7.0
- Band: PRAYING MANTIS
- Durata: 00:57:47
- Disponibile dal: 11/05/2018
- Etichetta:
- Frontiers
Spotify:
Apple Music:
Ci sono band che invecchiano senza mostrare segni di cedimento. Magari evolvono, certo, ma continuano a comporre musica ispirata e di qualità. E’ questo il caso dei Praying Mantis, storica band inglese che ha gettato le basi della NWOBHM negli anni settanta e ottanta (insieme ad Iron Maiden e Saxon) e che ora arriva all’undicesimo disco in studio con il nuovo “Gravity” presentato dal solito artwork ad opera di Rodney Matthews (Magnum, Diamond Head, Allen/Lande) che già si è occupato dei dischi storici della band come “Time Tells No Lies” e “Predator In Disguise” oltre che del recente “Legacy.”. E sembra quasi che in queste nuove composizioni la mantide religiosa non si sia posta nessun limite visto che la tracklist di “Gravity” si muove attraverso generi diversi, distaccandosi, ancor più che nel recente passato, dal metal classico degli esordi. Insomma se la splendida “Mantis Anthem” vi farà ricordare i Kansas con un tocco progressivo e melodie intense, sappiate che non c’è da sorprendersi.
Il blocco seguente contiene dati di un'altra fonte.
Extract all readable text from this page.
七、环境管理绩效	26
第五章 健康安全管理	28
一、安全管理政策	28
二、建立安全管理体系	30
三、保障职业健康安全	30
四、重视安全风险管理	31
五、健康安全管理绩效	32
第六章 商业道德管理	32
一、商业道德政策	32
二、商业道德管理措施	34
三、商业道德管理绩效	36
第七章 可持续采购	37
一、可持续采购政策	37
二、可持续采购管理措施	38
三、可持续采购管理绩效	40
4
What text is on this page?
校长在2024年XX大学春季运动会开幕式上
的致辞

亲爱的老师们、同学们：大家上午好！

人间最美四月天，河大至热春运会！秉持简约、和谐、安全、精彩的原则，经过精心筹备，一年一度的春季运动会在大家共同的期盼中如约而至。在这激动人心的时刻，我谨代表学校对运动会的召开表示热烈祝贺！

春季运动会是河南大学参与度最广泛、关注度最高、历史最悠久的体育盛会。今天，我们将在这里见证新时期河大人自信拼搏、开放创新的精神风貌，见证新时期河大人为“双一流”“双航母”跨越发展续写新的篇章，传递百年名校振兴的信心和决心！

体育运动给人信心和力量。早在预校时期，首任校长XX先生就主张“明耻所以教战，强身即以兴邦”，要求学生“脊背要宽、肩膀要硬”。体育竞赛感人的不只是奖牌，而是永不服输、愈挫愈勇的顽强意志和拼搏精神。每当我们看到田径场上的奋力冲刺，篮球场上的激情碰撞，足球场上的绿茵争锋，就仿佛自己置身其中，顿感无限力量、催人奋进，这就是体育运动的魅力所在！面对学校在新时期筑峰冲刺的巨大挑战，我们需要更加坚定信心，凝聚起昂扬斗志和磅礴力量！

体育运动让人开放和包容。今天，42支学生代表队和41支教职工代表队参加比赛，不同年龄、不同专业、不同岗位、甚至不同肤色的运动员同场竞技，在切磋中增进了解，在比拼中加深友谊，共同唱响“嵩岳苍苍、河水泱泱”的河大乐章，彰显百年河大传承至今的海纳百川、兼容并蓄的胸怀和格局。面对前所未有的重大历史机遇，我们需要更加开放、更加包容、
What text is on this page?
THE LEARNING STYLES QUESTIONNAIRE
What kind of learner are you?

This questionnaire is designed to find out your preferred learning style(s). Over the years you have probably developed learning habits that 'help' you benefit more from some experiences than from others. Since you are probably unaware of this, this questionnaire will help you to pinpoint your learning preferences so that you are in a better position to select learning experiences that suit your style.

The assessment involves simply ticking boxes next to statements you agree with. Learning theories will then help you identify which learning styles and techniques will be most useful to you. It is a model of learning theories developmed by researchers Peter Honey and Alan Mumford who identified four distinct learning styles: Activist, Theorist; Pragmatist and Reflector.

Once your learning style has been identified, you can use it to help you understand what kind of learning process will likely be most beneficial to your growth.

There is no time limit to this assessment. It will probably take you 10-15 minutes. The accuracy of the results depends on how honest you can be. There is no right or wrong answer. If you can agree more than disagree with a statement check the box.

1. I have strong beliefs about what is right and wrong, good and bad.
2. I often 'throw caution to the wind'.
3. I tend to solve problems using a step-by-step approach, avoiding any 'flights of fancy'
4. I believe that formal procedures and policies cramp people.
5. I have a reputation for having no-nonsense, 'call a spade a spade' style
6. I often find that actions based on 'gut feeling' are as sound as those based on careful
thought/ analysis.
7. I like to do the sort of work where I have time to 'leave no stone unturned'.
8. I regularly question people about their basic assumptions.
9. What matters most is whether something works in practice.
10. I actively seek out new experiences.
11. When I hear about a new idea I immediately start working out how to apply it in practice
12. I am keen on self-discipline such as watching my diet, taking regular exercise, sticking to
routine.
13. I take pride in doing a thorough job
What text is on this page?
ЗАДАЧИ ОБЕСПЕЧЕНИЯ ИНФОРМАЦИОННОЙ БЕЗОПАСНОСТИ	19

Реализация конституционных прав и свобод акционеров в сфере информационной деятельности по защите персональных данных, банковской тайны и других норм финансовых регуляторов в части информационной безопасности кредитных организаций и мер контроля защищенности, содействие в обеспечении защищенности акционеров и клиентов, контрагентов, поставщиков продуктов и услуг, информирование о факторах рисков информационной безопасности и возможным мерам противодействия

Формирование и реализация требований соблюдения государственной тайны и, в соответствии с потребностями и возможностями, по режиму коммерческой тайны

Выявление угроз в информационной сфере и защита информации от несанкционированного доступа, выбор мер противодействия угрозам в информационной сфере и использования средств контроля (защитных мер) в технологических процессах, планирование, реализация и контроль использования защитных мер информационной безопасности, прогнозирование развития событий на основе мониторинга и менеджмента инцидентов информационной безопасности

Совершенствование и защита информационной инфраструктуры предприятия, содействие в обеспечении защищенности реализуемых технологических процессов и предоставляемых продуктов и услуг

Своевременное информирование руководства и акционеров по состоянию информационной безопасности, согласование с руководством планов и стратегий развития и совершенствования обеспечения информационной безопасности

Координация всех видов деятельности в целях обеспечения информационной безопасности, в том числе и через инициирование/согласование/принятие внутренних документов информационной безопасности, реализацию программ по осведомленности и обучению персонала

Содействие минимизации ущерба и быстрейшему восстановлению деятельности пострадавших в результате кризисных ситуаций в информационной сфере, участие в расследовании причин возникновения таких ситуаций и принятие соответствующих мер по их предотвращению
Le influenze che vanno dal melodic hard rock fino all’aor sono fortissime come dimostrano “Time Can Heal” e “Destiny In Motion”. Il sound più classico della band, dove vengono fuori tutte sonorità legate alla scena NWOBHM, le troviamo nella riuscita title track e nella trascinante “39 years”, pezzo molto 80s dove i fratelli Troy, insieme all’altro fondatore della band, Andy Burgess, trovano il massimo dell’ispirazione in fase di songwriting mentre il singer John Cuijpers si esalta in un refrain che si stampa subito in testa . Nel finale il disco si alleggerisce fin troppo con le ballatone “The Last Summer” e “Foreign Affair” prima del buon mid tempo “Final Destination” che chiude il disco. Metal classico poco, buona musica tanta in questo undicesimo capitolo dei Praying Mantis.